In VA, I've seen people include a clause saying that the agreement can't be modified. I think this should not be allowed, but it apparently is. Nobody should be stuck paying for something that is no longer necessary. I personally know someone who had a heart attack at 59 and whose doctor says they need to stop working but can't because he has to make a $10K alimony payment every month until he's 70 even though the ex inherited a ton of money from her parents (about $5M) after the divorce and she got more than half of their marital assets. Nobody should ever sign a no modification clause.
Yea, your problem is that no judge will force anyone to pay for a child’s college. So while negotiating to include it is always preferable, it’s not something that you can expect a judge to require unless both parties willingly agree to it.

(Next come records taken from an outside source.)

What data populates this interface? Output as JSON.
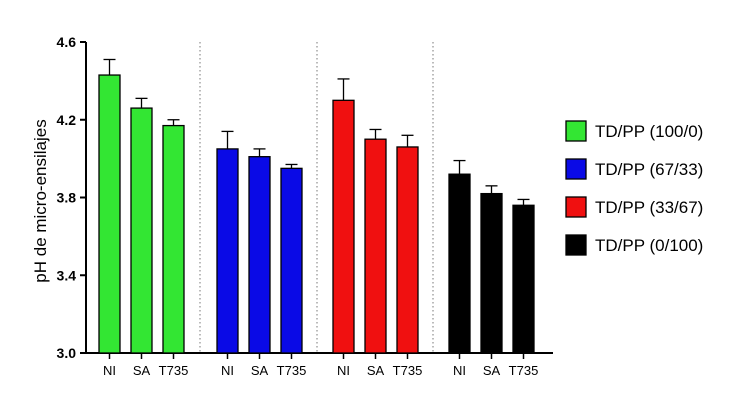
{
  "chart_data": {
    "type": "bar",
    "ylabel": "pH de micro-ensilajes",
    "xlabel": "",
    "title": "",
    "ylim": [
      3.0,
      4.6
    ],
    "yticks": [
      "3.0",
      "3.4",
      "3.8",
      "4.2",
      "4.6"
    ],
    "categories": [
      "NI",
      "SA",
      "T735"
    ],
    "legend_position": "right",
    "grid": false,
    "group_separators": "dotted",
    "series": [
      {
        "name": "TD/PP (100/0)",
        "color": "#33e633",
        "values": [
          4.43,
          4.26,
          4.17
        ],
        "errors": [
          0.08,
          0.05,
          0.03
        ]
      },
      {
        "name": "TD/PP (67/33)",
        "color": "#0a0ae6",
        "values": [
          4.05,
          4.01,
          3.95
        ],
        "errors": [
          0.09,
          0.04,
          0.02
        ]
      },
      {
        "name": "TD/PP (33/67)",
        "color": "#f01010",
        "values": [
          4.3,
          4.1,
          4.06
        ],
        "errors": [
          0.11,
          0.05,
          0.06
        ]
      },
      {
        "name": "TD/PP (0/100)",
        "color": "#000000",
        "values": [
          3.92,
          3.82,
          3.76
        ],
        "errors": [
          0.07,
          0.04,
          0.03
        ]
      }
    ]
  }
}
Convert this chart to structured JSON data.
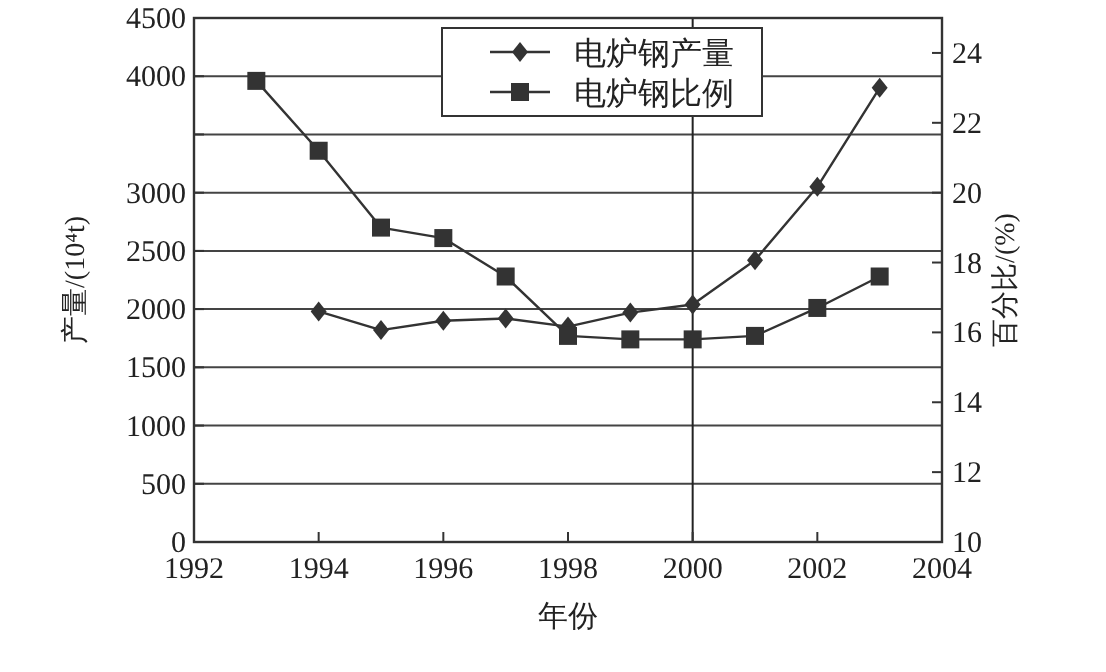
{
  "chart_data": {
    "type": "line",
    "xlabel": "年份",
    "ylabel": "产量/(10⁴t)",
    "y2label": "百分比/(%)",
    "x": [
      1993,
      1994,
      1995,
      1996,
      1997,
      1998,
      1999,
      2000,
      2001,
      2002,
      2003
    ],
    "series": [
      {
        "name": "电炉钢产量",
        "color": "#333333",
        "marker": "diamond",
        "axis": "y",
        "values": [
          null,
          1980,
          1820,
          1900,
          1920,
          1850,
          1970,
          2040,
          2420,
          3050,
          3900
        ]
      },
      {
        "name": "电炉钢比例",
        "color": "#333333",
        "marker": "square",
        "axis": "y2",
        "values": [
          23.2,
          21.2,
          19.0,
          18.7,
          17.6,
          15.9,
          15.8,
          15.8,
          15.9,
          16.7,
          17.6
        ]
      }
    ],
    "xlim": [
      1992,
      2004
    ],
    "xticks": [
      1992,
      1994,
      1996,
      1998,
      2000,
      2002,
      2004
    ],
    "ylim": [
      0,
      4500
    ],
    "yticks": [
      0,
      500,
      1000,
      1500,
      2000,
      2500,
      3000,
      {
        "value": 3500,
        "label": null
      },
      4000,
      4500
    ],
    "y2lim": [
      10,
      25
    ],
    "y2ticks": [
      10,
      12,
      14,
      16,
      18,
      20,
      22,
      24
    ],
    "grid": "y",
    "legend": "top right",
    "line_style": "solid",
    "ref_lines": [
      {
        "axis": "x",
        "value": 2000,
        "color": "#222222"
      }
    ]
  }
}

Several states—including New Jersey, Illinois, New York, Massachusetts, and Connecticut—may require divorced parents to contribute to college expenses, often determined by a judge based on financial means. Other states allowing such orders include Alabama, Arizona, Colorado, Hawaii, Indiana, Iowa (recently restricted), Mississippi, Missouri, Montana, Oregon, South Carolina, South Dakota, Washington, and D.C
Anonymous wrote:Yea, your problem is that no judge will force anyone to pay for a child’s college. So while negotiating to include it is always preferable, it’s not something that you can expect a judge to require unless both parties willingly agree to it.